Vertrouwen, dáár komt het op aan, stelt de Eindhovense predikant. „Een belangrijk moment op de synode vind ik altijd weer dat waarop de lastbrieven worden geopend - van alle 52 broeders, uit vier windstreken en in al hun verscheidenheid. In het aanvaarden van die lastbrieven spreek je het vertrouwen in elkaar uit. Dáár gaat het om.
En juist de laatste synode heb ik in dit opzicht als heel bemoedigend ervaren. Alles kwam op tafel, en af en toe ging het er stevig aan toe. Toch was er vrede. Ik heb er, als moderamenlid, heel rustig gezeten. Ik heb geen moment gehad, ook niet in comité- of commissieverband, dat ik dacht: Nu gaan we over de bijbelse schreef heen. Was dat wel gebeurd, dan had ik zeker mijn mond opengedaan.
Dát, hè. Laten we ons positief-kritisch naar elkaar toe opstellen, elkaar in het hart laten kijken. Luisteren en spreken, geven en ontvangen. Ik heb negen jaar in het deputaatschap eenheid gereformeerde belijders gezeten. In dat deputaatschap is het hele veld van de CGK vertegenwoordigd. En ik moet zeggen: niet alleen de gesprekken met andere kerken, maar juist ook de interne gesprekken, over ons eigen kerkverband, hebben me veel zegen opgeleverd. En zo ervaar ik de gesprekken binnen het curatorium van de Theologische Universiteit, waarvan ik secretaris ben, ook steeds weer. Er heerst vrede. En zo was het op de synode ook, en zo zou ik willen dat we binnen het geheel van onze kerken met elkaar zouden omgaan.”
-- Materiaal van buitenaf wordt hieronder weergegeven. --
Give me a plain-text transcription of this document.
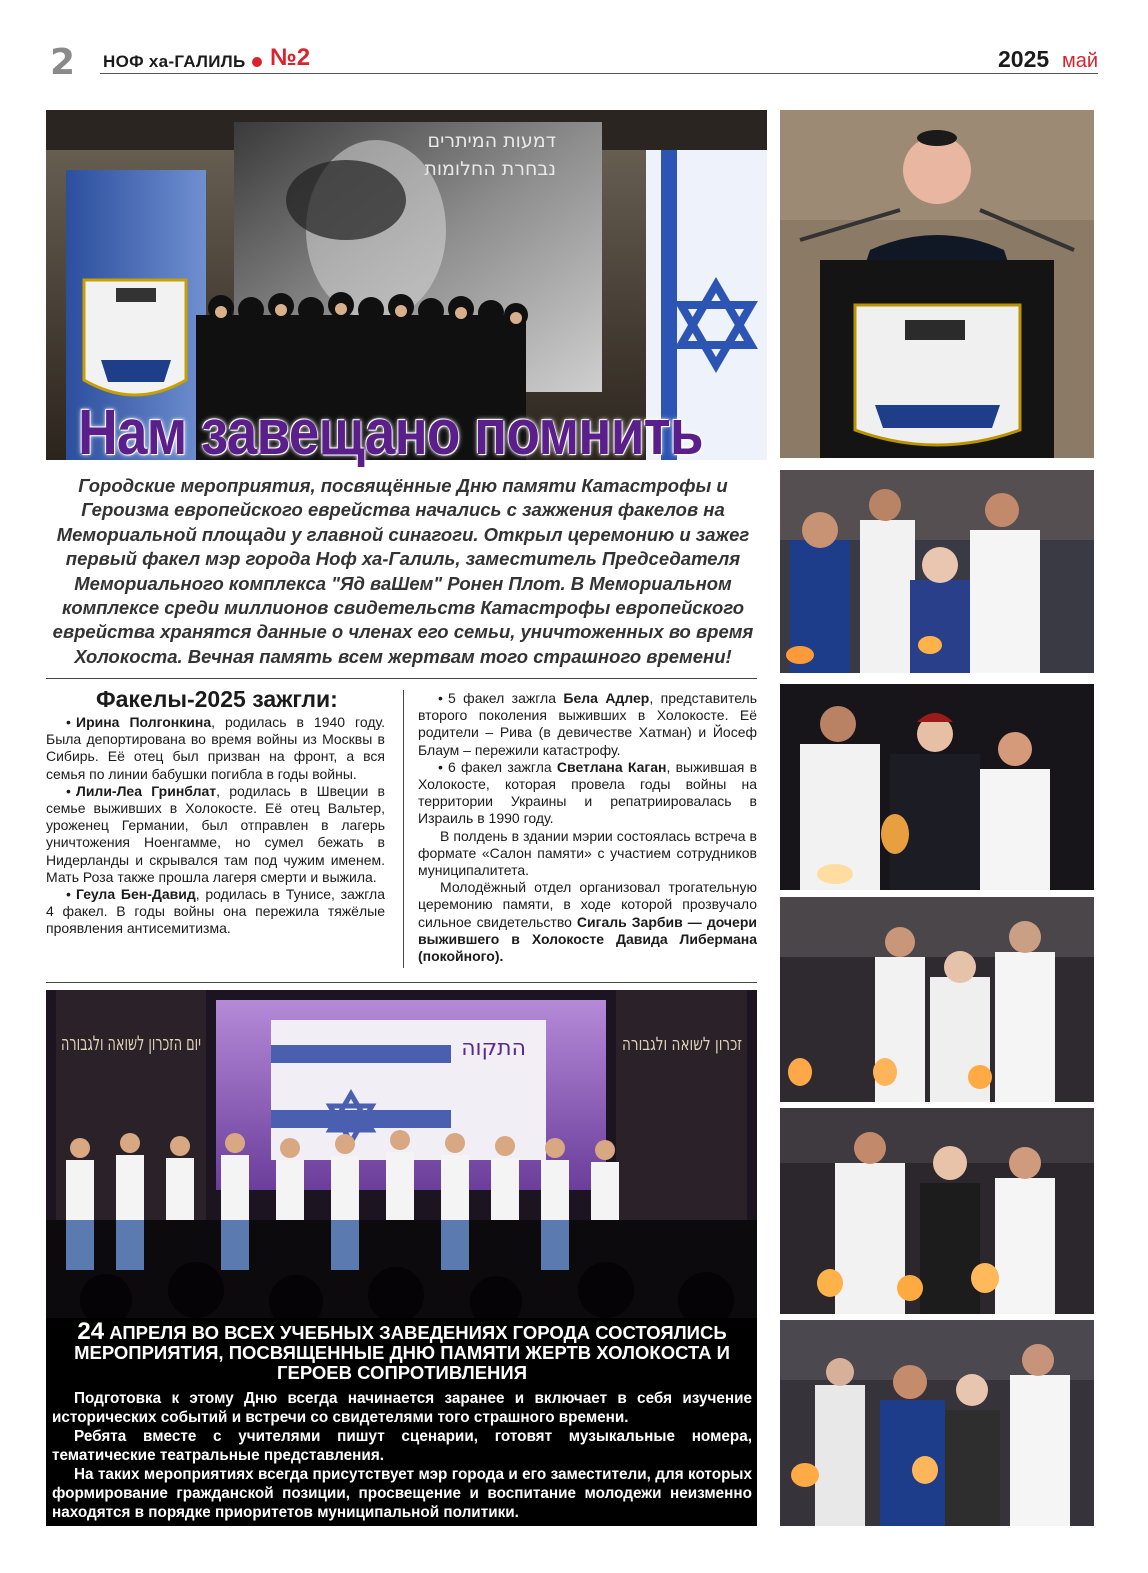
2 НОФ ха-ГАЛИЛЬ №2	2025 май
דמעות המיתרים
נבחרת החלומות
Нам завещано помнить
Городские мероприятия, посвящённые Дню памяти Катастрофы и Героизма европейского еврейства начались с зажжения факелов на Мемориальной площади у главной синагоги. Открыл церемонию и зажег первый факел мэр города Ноф ха-Галиль, заместитель Председателя Мемориального комплекса "Яд ваШем" Ронен Плот. В Мемориальном комплексе среди миллионов свидетельств Катастрофы европейского еврейства хранятся данные о членах его семьи, уничтоженных во время Холокоста. Вечная память всем жертвам того страшного времени!
Факелы-2025 зажгли:

• Ирина Полгонкина, родилась в 1940 году. Была депортирована во время войны из Москвы в Сибирь. Её отец был призван на фронт, а вся семья по линии бабушки погибла в годы войны.

• Лили-Леа Гринблат, родилась в Швеции в семье выживших в Холокосте. Её отец Вальтер, уроженец Германии, был отправлен в лагерь уничтожения Ноенгамме, но сумел бежать в Нидерланды и скрывался там под чужим именем. Мать Роза также прошла лагеря смерти и выжила.

• Геула Бен-Давид, родилась в Тунисе, зажгла 4 факел. В годы войны она пережила тяжёлые проявления антисемитизма.

• 5 факел зажгла Бела Адлер, представитель второго поколения выживших в Холокосте. Её родители – Рива (в девичестве Хатман) и Йосеф Блаум – пережили катастрофу.

• 6 факел зажгла Светлана Каган, выжившая в Холокосте, которая провела годы войны на территории Украины и репатриировалась в Израиль в 1990 году.

В полдень в здании мэрии состоялась встреча в формате «Салон памяти» с участием сотрудников муниципалитета.

Молодёжный отдел организовал трогательную церемонию памяти, в ходе которой прозвучало сильное свидетельство Сигаль Зарбив — дочери выжившего в Холокосте Давида Либермана (покойного).

התקוה
יום הזכרון לשואה ולגבורה	זכרון לשואה ולגבורה
24 АПРЕЛЯ ВО ВСЕХ УЧЕБНЫХ ЗАВЕДЕНИЯХ ГОРОДА СОСТОЯЛИСЬ МЕРОПРИЯТИЯ, ПОСВЯЩЕННЫЕ ДНЮ ПАМЯТИ ЖЕРТВ ХОЛОКОСТА И ГЕРОЕВ СОПРОТИВЛЕНИЯ

Подготовка к этому Дню всегда начинается заранее и включает в себя изучение исторических событий и встречи со свидетелями того страшного времени.

Ребята вместе с учителями пишут сценарии, готовят музыкальные номера, тематические театральные представления.

На таких мероприятиях всегда присутствует мэр города и его заместители, для которых формирование гражданской позиции, просвещение и воспитание молодежи неизменно находятся в порядке приоритетов муниципальной политики.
Het gesprek ter gelegenheid van zijn jubileum, deze week, heeft plaats in de fraaie rectorskamer -de vroegere senaatskamer- van de Apeldoornse universiteit. De predikant hééft iets met onderwijs. En met besturen. Behalve secretaris van het curatorium is hij lid van de raad van toezicht van de Christelijke Hogeschool Ede, en was hij uit dien hoofde ook jarenlang afgevaardigd naar de Besturenraad. En voordat hij predikant werd, was Quant zevenenhalf jaar lang docent wiskunde.Heeft hij ooit de ambitie gehad te gaan doceren aan de Theologische Universiteit? Hoogleraar kerkrecht te worden, bijvoorbeeld, het vakgebied dat zijn speciale belangstelling heeft?
„Nooit. Ik ben niet zo’n studiebol, heb wat dat betreft ook diep respect voor onze hoogleraren. Nee, ik heb nooit meer gewild dan huis-, tuin- en keukendominee te zijn. En daarin heeft de Heere mij, én mijn vrouw, deze 25 jaar steeds weer bevestigd.”